Davoli is the most prominent and recognizable face in the Trilogy of Life; he is its mascot, becoming a Tarot-like Fool in each of the films. After playing a reluctant, shit-stained graverobber in The Decameron, and performing a Chaplin impersonation in Canterbury Tales, it is in Arabian Nights that he receives his strongest showcase. He is Aziz, engaged to wed the humble Aziza, but who misses his wedding when he becomes fixated by a beauty he glimpses in a high window. Oblivious to the heartbreak he has caused, he seeks Aziza’s advice on courting this mysterious woman, who gives him strangely symbolic gestures from her high perch. Aziza interprets the gestures, and Aziz follows her advice and delivers the dialogue exactly as she has written it, though he doesn’t stop to consider the meaning: embodying the amateur actor of the type that Pasolini relished manipulating in his films. Only Aziz’s new lover understands when Aziza essentially writes her suicide letter through these verbal messages; but Aziz can still not properly decode this thing called emotion. It is only after he suffers at his lover’s hands – she has him held down and castrated – that he finally realizes how much Aziza loved him, and experiences true grief. Aziz, in this story, is not just a simpleton: he is a blank sheet of paper on which others inscribe their feelings. His tale can be a metaphor for many things, but above all else it is a primal folk tale, like so many in the Nights and those of Boccaccio and Chaucer as well; and the power in the story is in part because of how directly Pasolini tells it, with minimal adornment.

"Arabian Nights": Nur ed Din (Franco Merli) meets a lion in the desert.

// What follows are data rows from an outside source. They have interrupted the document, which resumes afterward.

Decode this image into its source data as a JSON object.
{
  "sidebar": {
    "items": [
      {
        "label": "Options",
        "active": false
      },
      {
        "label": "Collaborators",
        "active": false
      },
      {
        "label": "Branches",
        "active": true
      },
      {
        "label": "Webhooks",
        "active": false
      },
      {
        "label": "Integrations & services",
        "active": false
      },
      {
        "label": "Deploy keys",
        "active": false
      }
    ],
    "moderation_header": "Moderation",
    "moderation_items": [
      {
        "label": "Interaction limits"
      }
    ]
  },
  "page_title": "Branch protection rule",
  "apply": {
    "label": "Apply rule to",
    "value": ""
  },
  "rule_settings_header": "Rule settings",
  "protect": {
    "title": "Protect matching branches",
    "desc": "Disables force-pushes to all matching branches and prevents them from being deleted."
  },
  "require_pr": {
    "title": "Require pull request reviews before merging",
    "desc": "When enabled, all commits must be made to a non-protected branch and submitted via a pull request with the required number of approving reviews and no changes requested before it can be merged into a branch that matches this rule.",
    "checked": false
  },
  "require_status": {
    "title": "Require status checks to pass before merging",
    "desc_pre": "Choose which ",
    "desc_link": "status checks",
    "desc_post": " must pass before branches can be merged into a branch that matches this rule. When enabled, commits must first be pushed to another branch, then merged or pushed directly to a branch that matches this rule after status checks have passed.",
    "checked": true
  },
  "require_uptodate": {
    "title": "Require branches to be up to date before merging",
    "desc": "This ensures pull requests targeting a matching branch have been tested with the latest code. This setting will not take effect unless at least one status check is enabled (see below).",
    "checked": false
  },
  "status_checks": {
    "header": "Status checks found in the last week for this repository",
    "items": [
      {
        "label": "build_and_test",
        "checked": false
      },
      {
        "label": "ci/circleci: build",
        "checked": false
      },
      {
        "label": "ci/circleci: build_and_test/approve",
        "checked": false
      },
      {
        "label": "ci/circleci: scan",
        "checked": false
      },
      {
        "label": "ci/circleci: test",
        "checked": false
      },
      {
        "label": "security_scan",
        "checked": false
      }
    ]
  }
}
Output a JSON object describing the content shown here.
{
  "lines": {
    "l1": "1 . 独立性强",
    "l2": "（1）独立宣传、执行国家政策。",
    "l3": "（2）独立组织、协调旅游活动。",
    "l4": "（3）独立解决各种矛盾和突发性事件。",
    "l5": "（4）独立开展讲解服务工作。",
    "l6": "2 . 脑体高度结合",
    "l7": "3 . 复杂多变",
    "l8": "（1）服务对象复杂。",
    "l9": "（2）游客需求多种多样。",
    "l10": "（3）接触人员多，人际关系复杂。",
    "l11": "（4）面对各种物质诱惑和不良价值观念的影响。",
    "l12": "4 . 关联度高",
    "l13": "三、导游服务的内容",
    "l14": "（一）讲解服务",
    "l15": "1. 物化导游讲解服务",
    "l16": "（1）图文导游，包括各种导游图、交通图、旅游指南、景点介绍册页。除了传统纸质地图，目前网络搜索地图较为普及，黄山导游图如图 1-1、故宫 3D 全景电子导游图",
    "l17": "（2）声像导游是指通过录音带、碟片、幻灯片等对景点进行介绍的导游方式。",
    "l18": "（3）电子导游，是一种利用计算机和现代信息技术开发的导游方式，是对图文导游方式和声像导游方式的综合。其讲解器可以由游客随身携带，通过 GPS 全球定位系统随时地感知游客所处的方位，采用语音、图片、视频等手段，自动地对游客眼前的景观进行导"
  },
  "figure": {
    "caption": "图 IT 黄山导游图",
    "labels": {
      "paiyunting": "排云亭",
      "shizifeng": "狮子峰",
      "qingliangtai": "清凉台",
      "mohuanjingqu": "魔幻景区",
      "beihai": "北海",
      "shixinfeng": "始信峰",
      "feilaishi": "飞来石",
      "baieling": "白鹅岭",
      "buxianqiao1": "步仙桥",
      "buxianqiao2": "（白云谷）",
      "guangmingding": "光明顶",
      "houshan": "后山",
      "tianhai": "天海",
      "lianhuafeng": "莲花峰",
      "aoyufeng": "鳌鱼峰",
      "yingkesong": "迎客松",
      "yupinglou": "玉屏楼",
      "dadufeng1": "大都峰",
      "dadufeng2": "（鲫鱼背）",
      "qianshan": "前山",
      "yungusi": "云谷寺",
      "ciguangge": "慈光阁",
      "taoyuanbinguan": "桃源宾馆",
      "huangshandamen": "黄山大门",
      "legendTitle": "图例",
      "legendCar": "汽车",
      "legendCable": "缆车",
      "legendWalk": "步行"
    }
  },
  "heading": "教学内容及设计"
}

Arabian Nights is the most visually spectacular of the three, as Pasolini filmed sequences in such diverse landscapes as Iran, Yemen, Ethiopia, and Nepal, like an anthropological research study of the stories’ origins. He wishes to strip the viewer of their presumptions about the text; this is not the storybook world that is seen in the two famous Thief of Bagdad films (1924, 1940) or The 7th Voyage of Sinbad (1958). He discards literature’s most famous framing story, instead telling the tale of a slave girl, Zumurrud (Ines Pellegrini), who is abducted and separated from her lover, Nur ed Din (Franco Merli), and eventually is mistaken for a king. While Nur ed Din searches for her, different travelers tell their histories (some of the “dervish” cycle of tales from the Nights are retold faithfully here), which weave together in unexpected ways. By this final film in the Trilogy of Life, Pasolini is so accustomed to this style of storytelling that he achieves a truly artful narrative fluidity. The viewer may occasionally be disoriented, but never for too long, and the charm of the original tales – along with Pasolini’s new ones – always shines through. He even, eventually, finds time for demons and magic, though he’s clearly uninterested in special effects. The fantastic is told as a kind of magical realism, similar to how angels, ghosts, and mythic beings casually intervened in the prior films. (In a metatextual in-joke, Franco Citti, who played a devil in The Canterbury Tales, plays another one here.)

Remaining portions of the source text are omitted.